Green en ik reden weer de weg op voordat we Westminster Street insloegen. Hij wees op een groot gesaneerd perceel dat door bewoners was omgebouwd tot gemeenschapspark, met picknicktafels en een kleine tuin. ‘Een man die een paar straten verderop een winkel heeft, hielp dit blok op te knappen,’ legde Green uit. ‘Hij wilde gewoon dat de buurt er mooi uitzag, om meer mensen op de trottoirs en in de tuinen te krijgen. We zien daar veel van. Als we dingen onderhouden, gaan de bewoners een beetje verder en doen ze wat ze willen. ”
We staken over naar een set van drie rijtjeshuizen met aan weerszijden kleine parken. Toen we dichterbij kwamen, zat een man met grijs haar, een zonnebril en een houten wandelstok op een picknicktafel te praten over een opklapbare telefoon. Hij stond op, knikte en stelde zichzelf voor als Micky. Green vroeg of het park de buurt beter maakte. “Oh, dat weet je,” antwoordde hij. Hij wees naar de veranda van het rijtjeshuis ernaast, waar een vrouw genaamd Joyce, in sandalen en een wit T-shirt, aan het relaxen was op een schommelstoel. “Vraag het haar. . Ze weet het. ”
Joyce knikte. ‘Ik blijf hier nu tien, twaalf jaar. Die kavels waren slecht toen ik hier voor het eerst kwam. Drugs en zo. Kinderen deden niets goeds. Mensen lieten hun honden ook overal om hen heen rennen – oh, deed het geur!” Ze trok een grimas en huiverde een beetje. ‘Maar ze maakten het vrij snel nadat ik hier kwam, opgeknapt. Zet die tafels erin – ook grote parasols. Kinderen begonnen rond te komen.We hebben de tuin aan de gang. Vroeger zou iedereen dit blok vermijden. Het was lelijk en gevaarlijk, want je wist niet wie er uit die struiken zou springen. Nu is het een stuk beter. ”
Green en zijn collega’s bij P.H.S. vermoedde dat het opknappen van de lege kavels en gebouwen de arme buurten van Philadelphia verbeterde, maar ze waren niet zeker. Branas en MacDonald hadden een meer specifieke hypothese: dat herstel de gewelddadige criminaliteit in de buurt zou verminderen. “Het zijn niet alleen tekenen van wanorde,” vertelde Branas me. “Het is dat de plaatsen zelf kansen creëren voor wapengeweld; ze nemen wat misschien gewoon een arme buurt is en maken het arm en gevaarlijk. ”

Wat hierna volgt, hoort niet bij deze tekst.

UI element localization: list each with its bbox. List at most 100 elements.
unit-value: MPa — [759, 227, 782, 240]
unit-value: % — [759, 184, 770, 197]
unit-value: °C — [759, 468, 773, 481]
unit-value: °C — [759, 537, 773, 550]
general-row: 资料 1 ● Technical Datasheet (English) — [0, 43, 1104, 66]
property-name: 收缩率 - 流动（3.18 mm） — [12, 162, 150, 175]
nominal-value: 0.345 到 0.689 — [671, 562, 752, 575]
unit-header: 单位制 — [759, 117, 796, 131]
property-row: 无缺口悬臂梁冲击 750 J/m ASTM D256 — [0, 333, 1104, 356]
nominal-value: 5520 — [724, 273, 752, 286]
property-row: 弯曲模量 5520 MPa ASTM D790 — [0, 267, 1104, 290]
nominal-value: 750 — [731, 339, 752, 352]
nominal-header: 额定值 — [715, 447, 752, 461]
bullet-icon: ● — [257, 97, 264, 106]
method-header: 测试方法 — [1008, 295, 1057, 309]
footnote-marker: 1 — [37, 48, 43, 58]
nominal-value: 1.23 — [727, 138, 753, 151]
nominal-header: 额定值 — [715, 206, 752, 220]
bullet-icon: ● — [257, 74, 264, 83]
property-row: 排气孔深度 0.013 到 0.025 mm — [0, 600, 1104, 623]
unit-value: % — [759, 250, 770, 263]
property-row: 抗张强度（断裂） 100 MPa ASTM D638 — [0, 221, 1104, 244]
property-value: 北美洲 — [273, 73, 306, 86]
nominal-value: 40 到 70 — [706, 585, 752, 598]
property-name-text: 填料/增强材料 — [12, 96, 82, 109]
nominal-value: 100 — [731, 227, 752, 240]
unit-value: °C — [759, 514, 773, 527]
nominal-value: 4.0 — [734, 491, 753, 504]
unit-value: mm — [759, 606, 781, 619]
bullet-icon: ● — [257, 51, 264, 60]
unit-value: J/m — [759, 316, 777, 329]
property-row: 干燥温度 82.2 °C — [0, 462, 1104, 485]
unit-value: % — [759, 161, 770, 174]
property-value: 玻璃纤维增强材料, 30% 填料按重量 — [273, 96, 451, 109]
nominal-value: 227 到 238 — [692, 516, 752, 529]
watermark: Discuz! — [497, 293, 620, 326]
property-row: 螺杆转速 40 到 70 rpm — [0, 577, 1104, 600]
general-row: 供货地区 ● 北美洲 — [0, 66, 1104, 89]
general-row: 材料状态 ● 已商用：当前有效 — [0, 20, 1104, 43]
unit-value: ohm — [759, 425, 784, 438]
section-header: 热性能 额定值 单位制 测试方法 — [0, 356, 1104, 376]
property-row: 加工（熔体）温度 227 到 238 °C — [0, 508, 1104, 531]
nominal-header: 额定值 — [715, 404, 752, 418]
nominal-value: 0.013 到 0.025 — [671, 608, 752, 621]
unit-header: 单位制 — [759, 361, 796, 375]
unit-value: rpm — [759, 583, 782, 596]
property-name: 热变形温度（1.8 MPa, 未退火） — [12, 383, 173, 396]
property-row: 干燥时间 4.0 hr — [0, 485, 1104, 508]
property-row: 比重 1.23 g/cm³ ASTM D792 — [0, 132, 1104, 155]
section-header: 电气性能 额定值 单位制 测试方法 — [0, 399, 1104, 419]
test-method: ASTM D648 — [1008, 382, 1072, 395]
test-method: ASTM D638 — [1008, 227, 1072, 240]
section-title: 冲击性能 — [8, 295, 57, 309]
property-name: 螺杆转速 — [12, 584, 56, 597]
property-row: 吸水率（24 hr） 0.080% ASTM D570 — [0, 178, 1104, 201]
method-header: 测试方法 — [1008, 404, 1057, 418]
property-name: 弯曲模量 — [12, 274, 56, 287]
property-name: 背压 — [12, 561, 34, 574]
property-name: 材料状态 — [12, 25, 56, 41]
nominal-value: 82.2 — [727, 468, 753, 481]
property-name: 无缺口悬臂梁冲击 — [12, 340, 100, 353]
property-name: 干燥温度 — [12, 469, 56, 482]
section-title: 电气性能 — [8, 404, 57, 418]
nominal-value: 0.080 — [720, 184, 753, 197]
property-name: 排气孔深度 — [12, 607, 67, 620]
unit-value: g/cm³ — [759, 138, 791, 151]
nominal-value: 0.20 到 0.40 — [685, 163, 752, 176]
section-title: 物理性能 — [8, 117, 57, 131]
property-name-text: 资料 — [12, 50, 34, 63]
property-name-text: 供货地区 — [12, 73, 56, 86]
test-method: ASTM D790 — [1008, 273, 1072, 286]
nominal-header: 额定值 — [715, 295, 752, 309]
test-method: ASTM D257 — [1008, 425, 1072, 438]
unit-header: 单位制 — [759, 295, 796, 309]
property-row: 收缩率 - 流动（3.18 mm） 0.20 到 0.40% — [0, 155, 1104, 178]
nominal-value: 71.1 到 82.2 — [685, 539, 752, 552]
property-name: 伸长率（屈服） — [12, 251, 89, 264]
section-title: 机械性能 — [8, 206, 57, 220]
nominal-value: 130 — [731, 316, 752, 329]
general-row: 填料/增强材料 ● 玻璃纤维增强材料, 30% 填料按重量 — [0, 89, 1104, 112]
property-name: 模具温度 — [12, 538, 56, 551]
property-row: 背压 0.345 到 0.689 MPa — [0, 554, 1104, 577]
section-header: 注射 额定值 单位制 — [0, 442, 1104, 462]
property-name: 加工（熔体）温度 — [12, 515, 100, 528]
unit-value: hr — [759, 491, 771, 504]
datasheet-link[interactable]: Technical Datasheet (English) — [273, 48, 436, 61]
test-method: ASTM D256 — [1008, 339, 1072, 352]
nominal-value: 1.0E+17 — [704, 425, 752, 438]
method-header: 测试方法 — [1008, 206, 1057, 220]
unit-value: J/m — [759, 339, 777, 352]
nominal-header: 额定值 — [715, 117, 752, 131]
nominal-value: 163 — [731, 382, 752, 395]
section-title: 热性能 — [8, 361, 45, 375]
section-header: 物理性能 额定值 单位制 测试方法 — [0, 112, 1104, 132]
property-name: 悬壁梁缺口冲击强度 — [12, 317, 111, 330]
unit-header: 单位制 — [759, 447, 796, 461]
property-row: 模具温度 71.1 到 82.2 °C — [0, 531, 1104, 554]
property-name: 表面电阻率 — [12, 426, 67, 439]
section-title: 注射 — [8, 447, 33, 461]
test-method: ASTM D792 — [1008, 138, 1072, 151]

De redenen zijn eenvoudig. Verlaten huizen zijn goede plekken voor mensen die betrokken zijn bij criminaliteit om zich te verstoppen als ze op de vlucht zijn. Het zijn ook goede plekken om vuurwapens op te slaan. Onbeheerde kavels zijn notoir nuttig voor drugshandel – deels omdat de meeste gezagsgetrouwe inwoners ze mijden, en deels omdat dealers hun producten in het onkruid en hoog gras kunnen verbergen als de politie voorbij rijdt. Voor gemeenschappen en voor de politie zijn het moeilijke plaatsen om te controleren en te controleren.